2 – Intermittent Fasting
Chronic or intermittent food restriction has a profound life-enhancing effect on the health of your brain and immune system. Unless there are medical reasons for not doing intermittent fasting doing a 1 or two day water-only fast a week or compressing your eating time to 6-8 hours a day while of course eating a healthy diet can help protect you from a number of neuroinflammatory diseases including Alzheimer’s and Parkinson’s disease.
3 – Keep Your Mitochondria Happy and Healthy
The mitochondria are the powerhouses of the cell and are also essential for a healthy immune system. Exercise, proper sleep and nutrition are again essential. A nutritional hack is NAD. NAD is essential for optimal energy and metabolism. There are several NAD supplements on the market but NAD is also available as an IV supplement in some centers. As we age or burn the candle at both ends we deplete NAD and keeping our NAD tank full is essential to healthy aging and optimal health.
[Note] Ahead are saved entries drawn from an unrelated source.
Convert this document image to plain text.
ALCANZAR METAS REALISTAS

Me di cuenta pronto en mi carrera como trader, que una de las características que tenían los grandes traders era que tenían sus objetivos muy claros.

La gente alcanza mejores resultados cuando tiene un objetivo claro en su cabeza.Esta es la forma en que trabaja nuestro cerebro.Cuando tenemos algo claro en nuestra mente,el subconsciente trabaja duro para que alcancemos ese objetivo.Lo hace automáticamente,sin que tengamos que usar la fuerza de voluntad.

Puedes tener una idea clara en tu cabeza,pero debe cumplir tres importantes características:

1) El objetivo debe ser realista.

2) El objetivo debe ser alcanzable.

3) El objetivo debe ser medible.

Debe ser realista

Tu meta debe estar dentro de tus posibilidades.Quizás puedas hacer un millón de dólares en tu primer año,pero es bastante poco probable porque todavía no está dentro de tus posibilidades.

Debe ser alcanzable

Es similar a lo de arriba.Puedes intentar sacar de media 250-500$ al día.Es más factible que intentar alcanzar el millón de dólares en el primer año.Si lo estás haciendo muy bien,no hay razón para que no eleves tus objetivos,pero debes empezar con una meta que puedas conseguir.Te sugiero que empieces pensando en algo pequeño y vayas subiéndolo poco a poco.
4 – Emotional Traumas and Stress
Emotional traumas and stress injure the immune system. Unaddressed childhood emotional traumas, PTSD weakens the immune system and make you more susceptible to autoimmune diseases, chronic pain, cardiovascular disease and a host of other life diminishing and life-shortening diseases. Don’t just live with it, get help. Seeing a therapist who specializes in the treatment of trauma is important. Techniques such as EMDR and medications such as ketamine can help.
5 – A Defensive Lifestyle
Our environment is literally killing us. Air and water pollution. Lead in our water systems Mercury in our fish. Pesticides and herbicides in our food. Water damage to buildings results in mold growth in the walls that produce toxins that can cause brain and immune damage when breathed. Removing yourself from a toxic building is the first step. Regular detox with saunas, taking activated charcoal and chlorella periodically can help but you need to be careful because these can also interfere with the absorption of medications and other supplements. Testing the indoor air for mold toxins with an ERMI kit that can be ordered online and of course eating clean is a great start. There are tests available to help you understand your toxic burden. Some can be ordered online but working with a physician who specializes in functional medicine can also get you on the right path.
6 – Last Word From Doctor
If our immune systems are weak then when infections occur they can literally break the immune system and cause chronic disease. Post-acute COVID Syndrome (Long COVID), Chronic fatigue syndrome, Chronic Lyme disease, Chronic anxiety and Depression, Fibromyalgia, PANS/PANDAS, and more. These are diseases of a broken immune system. We now understand so much more about how we get sick. Why do we stay sick, and most importantly how we can recover and maintain optimal health for life.